Los Angeles is the city of stars, but in 2014 it was also the city of baseball’s two most valuable players.
Mike Trout of the Los Angeles Angels and Clayton Kershaw of the Los Angeles Dodgers were named the AL and NL MVPs on Thursday, bringing both pieces of hardware back to Hollywood. Well, Anaheim in Trout’s case, but close enough.
They’re the two best players in baseball — the best hitter and the best pitcher — and while some people in Detroit or St. Louis might claim blasphemy, if you strip away any favoritism, it’s true. Trout is the best run producer in the game, and Kershaw is the toughest in the game to score against. And now the Baseball Writers Association of America have cemented their MVP status. For this year, at least.
Trout was a unanimous winner, making him just the 10th MVP to sweep the voting. The NL vote was closer, but Kershaw still received 18 first-place votes, enough to handily beat Giancarlo Stanton of the Miami Marlins.

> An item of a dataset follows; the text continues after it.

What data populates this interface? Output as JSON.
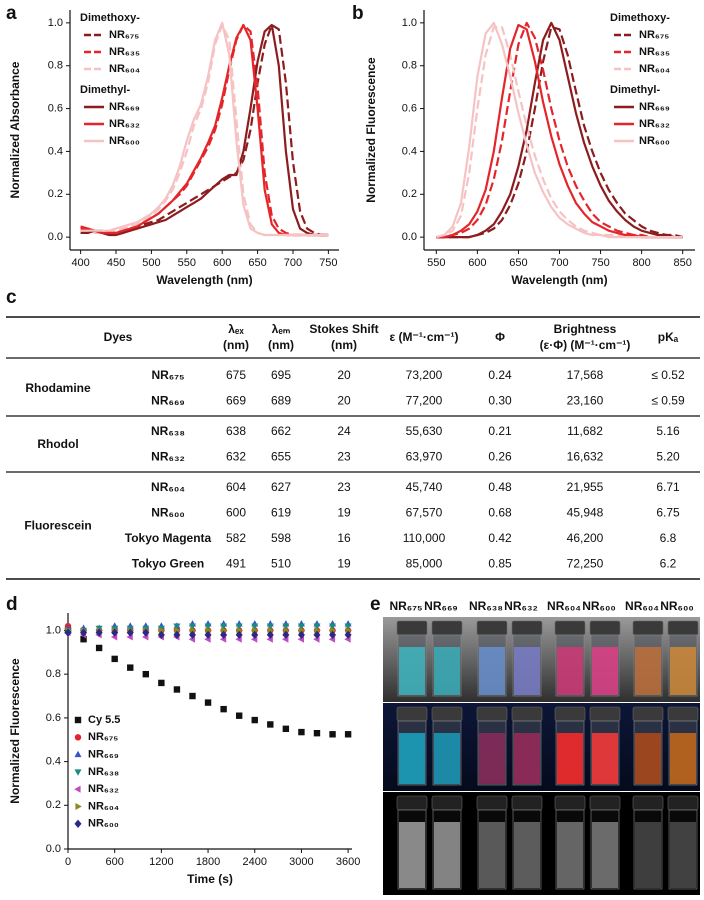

Each MVP award has even more historical context:
Take Kershaw, he’s the first NL pitcher to win the MVP since Bob Gibson in 1968. In the American League, it’s happened a couple times since then. The three most recent: Justin Verlander in 2011, Dennis Eckersley in 1992 and Roger Clemens in 1986. Kershaw is now the fourth NL pitcher to win the MVP and three of them are Dodgers, with Sandy Koufax (1963) and Don Newcombe (1956) being the others.
There’s a sentiment in baseball shared by some that pitchers shouldn’t win the MVP since they have the Cy Young award. Kershaw won that Wednesday. His 2014 season was so incredible that it overcame the belief that pitchers should exist to reach only the Cy Young. Two position players, each with stellar seasons, just didn’t measure up. Stanton finished second after crushing 37 homers and Andrew McCutchen of the Pittsburgh Pirates, the 2013 MVP, finished third after leading the NL in OPS.
And Trout, at age 23, is the fifth-youngest player to win an MVP. He’s the youngest MVP in 31 years, since Cal Ripken won it at age 22 in 1983. The list of players to be crowned MVP at a younger age than Trout includes not a single slouch: Vida Blue (he’s the youngest in 1971, in his age 21 season), Johnny Bench (1970) and Stan Musial (1943).
Trout earned all 30 first-place votes, finishing ahead of Victor Martinez of the Detroit Tigers (16 second-place votes) and Michael Brantley of the Cleveland Indians (eight second-place votes).
Trout finished second each of the past two seasons, with advanced-stat minded folks arguing that he deserved the award both seasons instead of Miguel Cabrera. Even the year Cabrera won the Triple Crown. This is not to ignite another of those debates, rather to make the point that Trout couldn’t be denied a third time.
His 2014 was maybe his worst season by many metrics, which goes to show how good Trout’s first two seasons were rather than shame his 2014 performance. This year, he led MLB in runs scored and RBIs — a spectacular amount of run producing that helped the Angels win an MLB-high 98 games. The knock on Trout in years past was that he wasn’t valuable because his team didn’t win. But this year it did.
He also had 36 homers with 173 total hits. He led baseball (again) in Wins Above Replacement, an across-the-board stat that measures his value relative to a replacement-level player. The knock on Trout this year is that he struck out more than anybody in baseball. That’s true, his batting average was down, from .323 last season to .287 in 2014, so were his walks. But between his runs and RBIs, he easily accounted for the most scoring in MLB, and that’s the point, isn’t it?
Kershaw’s job, of course, is the opposite. He’s not supposed to allow runs, and for a good stretch, he didn’t. He had a 41-inning scoreless streak at one point and had a 0.94 ERA in June and July.
He finished the season with a 1.77 ERA, the fourth straight season in which Kershaw had the lowest ERA in MLB. No one’s ever done that before. Kershaw won 21 games and lost just three, throwing six complete games, two shutouts and one no-hitter. He struck out 239 batters and walked just 31. Kershaw was so good, he didn’t allow an RBI to a left-handed batter until September.
Neither Kershaw nor Trout delivered the ultimate prize to their cities — a World Series trophy. Both the Angels and Dodgers were bounced out of the playoffs earlier than they hoped. Now that they’ve earned MLB honors, Trout and Kershaw have their next challenge in front of them.